Across the political spectrum in Israel, everyone seems to agree that the surprise resignation of Housing Minister Yaacov Litzman last Tuesday was a dramatic but puzzling gesture. He said he resigned to protest the “irresponsible and insensitive” way the government was handling the second outbreak of corona, but it isn’t clear how his resignation will improve matters.
Just a half-year ago, the longtime Knesset Member from the Agudat Yisrael wing of United Torah Judaism Party was Israel’s Minister of Health and received much acclaim for his role in the then successful battle to halt the epidemic.
An associate of Litzman, who asked to remain anonymous, told The Jewish Press that people were perplexed because Litzman had nothing to gain by resigning. “He did it for pure ideological reasons, and that’s something rare in the world of politics,” he said. “Even people in his own party can’t figure it out.”
Litzman, 72, was born in a displaced persons camp in Germany to Holocaust survivors from Poland. When he was two years old, his family immigrated to Brooklyn. He grew up in Boro Park, receiving a yeshiva education, and at the age of 17 made aliyah and continued his Torah studies, eventually becoming very close to the Gerrer Rebbe, Rabbi Simcha Bunim Alter.
In 1999, the present Gur Rebbe, Rabbi Yaakov Aryeh Alter, asked Litzman to join Agudat Yisrael. He is known to consult with the Rebbe every day and received his permission to resign from the government.
In an interview with Yediot Achronot, Litzman said, “For the last six weeks I warned that Ronni Gamzu, who was appointed to direct the campaign against the corona epidemic, was steering the country toward a quarantine in order to make things easier for him. He picked the charedim as his whipping board because he lacks sympathy toward them.

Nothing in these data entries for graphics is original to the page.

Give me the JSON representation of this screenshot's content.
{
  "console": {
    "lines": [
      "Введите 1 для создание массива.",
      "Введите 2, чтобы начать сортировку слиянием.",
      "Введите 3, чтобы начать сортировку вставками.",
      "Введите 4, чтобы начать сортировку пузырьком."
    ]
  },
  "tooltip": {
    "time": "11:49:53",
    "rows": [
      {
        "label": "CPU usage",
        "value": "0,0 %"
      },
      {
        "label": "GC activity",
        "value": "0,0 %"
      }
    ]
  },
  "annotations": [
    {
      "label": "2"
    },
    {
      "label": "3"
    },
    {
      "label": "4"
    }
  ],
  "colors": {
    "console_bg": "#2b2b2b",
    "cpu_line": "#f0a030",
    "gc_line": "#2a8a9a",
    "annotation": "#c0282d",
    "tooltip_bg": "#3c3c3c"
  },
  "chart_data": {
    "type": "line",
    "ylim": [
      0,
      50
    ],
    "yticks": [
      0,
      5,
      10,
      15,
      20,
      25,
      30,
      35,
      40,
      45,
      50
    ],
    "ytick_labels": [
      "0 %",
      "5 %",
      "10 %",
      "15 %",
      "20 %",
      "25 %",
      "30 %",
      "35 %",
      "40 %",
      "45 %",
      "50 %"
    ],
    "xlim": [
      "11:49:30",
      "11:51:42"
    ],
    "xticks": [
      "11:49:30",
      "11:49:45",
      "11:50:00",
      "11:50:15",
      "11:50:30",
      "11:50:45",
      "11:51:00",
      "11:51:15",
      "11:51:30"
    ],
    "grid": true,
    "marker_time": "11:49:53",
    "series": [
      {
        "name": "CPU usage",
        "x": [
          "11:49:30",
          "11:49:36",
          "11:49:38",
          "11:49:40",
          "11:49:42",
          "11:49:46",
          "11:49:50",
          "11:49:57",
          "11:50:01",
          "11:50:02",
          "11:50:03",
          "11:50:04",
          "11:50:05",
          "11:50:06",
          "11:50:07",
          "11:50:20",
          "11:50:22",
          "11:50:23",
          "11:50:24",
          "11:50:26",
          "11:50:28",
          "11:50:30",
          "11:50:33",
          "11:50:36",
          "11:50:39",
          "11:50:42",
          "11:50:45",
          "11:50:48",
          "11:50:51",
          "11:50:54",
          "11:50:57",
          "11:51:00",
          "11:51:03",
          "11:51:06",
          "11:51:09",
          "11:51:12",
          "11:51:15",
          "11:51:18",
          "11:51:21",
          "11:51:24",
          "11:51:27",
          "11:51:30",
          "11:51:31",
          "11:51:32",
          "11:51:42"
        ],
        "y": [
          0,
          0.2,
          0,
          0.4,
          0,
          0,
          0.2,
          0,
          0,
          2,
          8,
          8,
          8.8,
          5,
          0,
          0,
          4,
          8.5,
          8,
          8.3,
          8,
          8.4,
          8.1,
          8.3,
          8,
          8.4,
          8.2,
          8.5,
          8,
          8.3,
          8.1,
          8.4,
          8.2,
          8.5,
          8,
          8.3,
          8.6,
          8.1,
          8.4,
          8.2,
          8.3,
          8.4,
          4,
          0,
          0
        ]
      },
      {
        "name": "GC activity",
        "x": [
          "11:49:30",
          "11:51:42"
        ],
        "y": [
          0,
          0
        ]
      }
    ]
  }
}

“I don’t oppose quarantines. A shutdown worked very effectively the first time around. But to dally around, trying one unsuccessful strategy after another, and then to impose a quarantine at the time of the Jewish holidays, when it should have been done a month ago – before the infection rate spiraled out of control, like I told him back then – this can’t go by without protest.
“This was his plan from the start, not valuing the Jewish holidays and the importance of our prayers. It was more convenient for him to wait until after August and not spoil summer vacations even though numbers of the stricken continued to rise drastically.
“I can’t imagine what would have happened if there had been 5,000 infected people each day during my tenor as Minister of Health, like there is today. I would have been chased out of the medinah.”
According to our source in the Knesset, MKs in Litzman’s party tried to persuade him not to resign, maintaining that his resignation wouldn’t accomplish anything and that his plans to find a solution to the high cost of housing for young couples in Israel would be derailed by his departure. But he wouldn’t be dissuaded, saying he couldn’t sit in a government that played Russian Roulette with the lives of its citizens, put economic considerations over life and death, portrayed the charedi public in a derogatory light, and made light of high holidays.
“We have another 5,000 sick people each day because Gamzu allowed hotels to be opened throughout August, and he allowed mass political demonstrations, but synagogues he is willing to close,” Litzman complained.
The former Health Minister explained that while synagogues were indeed the main source of the rapid spread of the virus during the first wave of corona, now, because of regulations, they are statistically among the least dangerous spots.
“I am certain that the demonstrations outside the prime minister’s residence result in far more corona infections, but the numbers aren’t made public because of the efforts to oust Bibi from office.”
In response to the Corona Committee’s decision to allow demonstrations during the present quarantine, Litzman called for charedim to demonstrate on Motzei Rosh Hashanah against the holiday lockdown. Permission to hold countrywide protests were requested from the police, and hundreds of buses were ordered, but only two relatively small demonstrations were held in Jerusalem and Bnei Brak, and some believe the demonstrations were held so that chassidim could travel back home after spending Rosh Hashanah with their Rebbes (traveling is generally forbidden but allowed if one is attending a protest).
Litzman also complained about Gamzu’s move against Breslov Chassidim who wished to travel to Uman for Rosh Hashanah: “This is terribly important to them and to their beliefs. They look forward to the visit during the whole year. There are ways the potential problem could have been handled in the same manner of other travelers who arrive in Israel and enter isolation for two weeks.
“But Gamzu doesn’t understand or care about religious feelings. He doesn’t understand the significance of such a pilgrimage just like I don’t understand the importance of a basketball game.”
In response to Litzman’s accusations, Professor Gamzu issued the following statement:
“I respect Rabbi Litzman. For years we worked in harmony together. He knows that I am a fair person and that I am not anti-dati… It seems that his anger stems from some political concern.”